Prandoni (2018) https://arxiv.org/pdf/1806.10886.pdf also provides a concise overview of the faint source counts and their implications.
The MWA GLEAM survey counts at 88-200 MHz and the
challenges posed by sidelobes when using phased arrays are discussed by Franzen
et al (2018) https://arxiv.org/abs/1812.00666
Surveys for faint radio
sources
There
are several wide-area deep-field surveys for discrete radio sources currently
(2018) underway.
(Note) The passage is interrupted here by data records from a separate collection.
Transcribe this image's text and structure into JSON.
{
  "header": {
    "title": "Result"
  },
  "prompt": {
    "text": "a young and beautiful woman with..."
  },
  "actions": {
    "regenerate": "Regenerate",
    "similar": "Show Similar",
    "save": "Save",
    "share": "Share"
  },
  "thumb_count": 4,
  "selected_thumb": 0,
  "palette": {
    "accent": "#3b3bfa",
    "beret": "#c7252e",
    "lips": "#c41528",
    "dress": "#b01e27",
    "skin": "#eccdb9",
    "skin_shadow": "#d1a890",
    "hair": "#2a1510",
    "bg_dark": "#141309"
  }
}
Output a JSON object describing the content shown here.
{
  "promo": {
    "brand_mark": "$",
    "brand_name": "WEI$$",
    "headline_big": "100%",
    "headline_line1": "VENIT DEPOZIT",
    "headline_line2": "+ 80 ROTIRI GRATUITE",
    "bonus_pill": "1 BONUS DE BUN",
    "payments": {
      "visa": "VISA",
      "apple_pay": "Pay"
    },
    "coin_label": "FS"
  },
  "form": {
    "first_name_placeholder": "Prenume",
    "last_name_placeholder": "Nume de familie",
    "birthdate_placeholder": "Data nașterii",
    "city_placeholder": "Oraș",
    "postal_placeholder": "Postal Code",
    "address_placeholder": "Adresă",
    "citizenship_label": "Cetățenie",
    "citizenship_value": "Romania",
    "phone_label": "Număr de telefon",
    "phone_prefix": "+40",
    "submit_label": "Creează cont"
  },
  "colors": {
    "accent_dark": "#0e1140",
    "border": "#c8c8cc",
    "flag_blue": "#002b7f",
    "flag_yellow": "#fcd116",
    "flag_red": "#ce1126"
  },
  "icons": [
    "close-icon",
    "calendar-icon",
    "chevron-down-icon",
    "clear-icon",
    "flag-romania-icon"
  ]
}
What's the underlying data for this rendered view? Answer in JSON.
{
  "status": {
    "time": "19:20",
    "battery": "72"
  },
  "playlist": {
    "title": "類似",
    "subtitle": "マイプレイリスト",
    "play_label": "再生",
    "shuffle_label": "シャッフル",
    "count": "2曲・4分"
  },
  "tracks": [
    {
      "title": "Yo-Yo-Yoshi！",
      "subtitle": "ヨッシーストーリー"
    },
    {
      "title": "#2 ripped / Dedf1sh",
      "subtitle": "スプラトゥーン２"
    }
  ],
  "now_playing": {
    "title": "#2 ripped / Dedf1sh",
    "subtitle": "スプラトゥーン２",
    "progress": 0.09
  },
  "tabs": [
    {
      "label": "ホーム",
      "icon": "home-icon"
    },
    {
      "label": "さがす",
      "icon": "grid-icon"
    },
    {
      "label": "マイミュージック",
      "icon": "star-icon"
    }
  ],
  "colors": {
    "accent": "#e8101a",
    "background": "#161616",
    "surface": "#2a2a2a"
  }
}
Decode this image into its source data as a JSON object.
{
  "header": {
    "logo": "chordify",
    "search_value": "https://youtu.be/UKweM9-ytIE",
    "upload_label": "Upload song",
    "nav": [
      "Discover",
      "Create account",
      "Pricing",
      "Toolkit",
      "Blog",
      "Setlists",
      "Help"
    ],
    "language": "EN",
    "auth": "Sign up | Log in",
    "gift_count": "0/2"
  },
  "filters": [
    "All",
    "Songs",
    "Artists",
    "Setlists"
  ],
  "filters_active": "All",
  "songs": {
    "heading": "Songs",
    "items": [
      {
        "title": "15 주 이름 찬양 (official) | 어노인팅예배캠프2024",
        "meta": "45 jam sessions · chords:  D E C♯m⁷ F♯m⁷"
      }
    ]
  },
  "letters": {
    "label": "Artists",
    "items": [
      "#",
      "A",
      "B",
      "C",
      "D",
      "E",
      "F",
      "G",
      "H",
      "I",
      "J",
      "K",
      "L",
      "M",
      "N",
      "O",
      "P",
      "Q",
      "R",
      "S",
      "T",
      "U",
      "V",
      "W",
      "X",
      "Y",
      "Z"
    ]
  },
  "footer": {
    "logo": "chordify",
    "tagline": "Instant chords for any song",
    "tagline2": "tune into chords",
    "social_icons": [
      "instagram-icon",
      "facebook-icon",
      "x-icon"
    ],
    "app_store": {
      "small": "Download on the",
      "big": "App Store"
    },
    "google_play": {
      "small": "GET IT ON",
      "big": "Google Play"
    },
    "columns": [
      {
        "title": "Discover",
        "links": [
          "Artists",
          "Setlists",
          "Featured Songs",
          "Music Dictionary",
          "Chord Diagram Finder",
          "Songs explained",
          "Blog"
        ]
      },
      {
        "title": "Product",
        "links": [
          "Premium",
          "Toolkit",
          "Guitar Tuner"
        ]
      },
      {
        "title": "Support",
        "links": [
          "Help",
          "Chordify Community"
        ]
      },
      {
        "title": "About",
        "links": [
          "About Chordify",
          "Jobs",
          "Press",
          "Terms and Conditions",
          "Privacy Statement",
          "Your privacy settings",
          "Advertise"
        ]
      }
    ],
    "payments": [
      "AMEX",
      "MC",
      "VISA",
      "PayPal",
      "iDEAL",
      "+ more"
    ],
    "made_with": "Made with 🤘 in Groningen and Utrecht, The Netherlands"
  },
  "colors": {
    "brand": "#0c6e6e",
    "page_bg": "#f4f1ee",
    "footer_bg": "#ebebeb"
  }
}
Examples are:
At low frequencies:
·
The
GLEAM survey with the MWA: see the
following paper and references therein
https://arxiv.org/abs/1812.00666
·
The
LOFAR Two-metre Sky Survey (LoTSS;
T.W. Shimwell et
al., A&A,
598, A104, (2017)) is imaging the Northern Sky in the band 120-168 MHz: for an
illustrated overview of LoTSS see http://www.astron.nl/LifeCycle2018/Documents/Talks_Session1/Williams_LifeCycle18.pdf also at https://www.lofar-surveys.org/. At the time of writing (April 2019) the
survey is 35% complete; it will be completed in ~2024.
At mid-radio frequencies
· The ASKAP 1.3 GHz Evolutionary Map of the Universe (EMU) survey (see http://emu-survey.org/ and https://arxiv.org/pdf/1106.3219.pdf) will cover declination from -90 to +30 degrees at a frequency of 995 MHz and will reach an order of magnitude deeper than the VLA NVSS survey. The enormous number of sources expected to be detected (>5 x 107) means that machine learning techniques will be vital for digesting the data.
· The 3-GHz VLA Sky Survey (VLASS https://public.nrao.edu/vlass/ and https://science.nrao.edu/science/surveys/vlass is well underway and the first science papers have been
published.
In the (redshifted) 21cm line
· The ASKAP WALLABY survey http://www.atnf.csiro.au/research/WALLABY/ is
aimed at detecting the HI emission from galaxies out to z~0.25.
· The WSRT APERTIF surveys https://www.astron.nl/radio-observatory/apertif-surveys
· The MeerKAT LADUMA
survey: http://www.laduma.uct.ac.za/
Sky simulations for the SKA era
The Tiered Radio Extragalactic Continuum Simulation (T-RECS) https://arxiv.org/abs/1805.05222 (Bonaldi et al 2018) is a new simulation of the continuum radio sky in the frequency range 150 MHz to 20 GHz which models both radio loud and radio quiet AGNs and SFGs. It essentially supersedes the SKADS simulations of Wilman, et al., MNRAS, 388, 1335 (2008) referred to in Section 16.9.3. T-RECS forms the basis of several of the SKA simulated data challenges.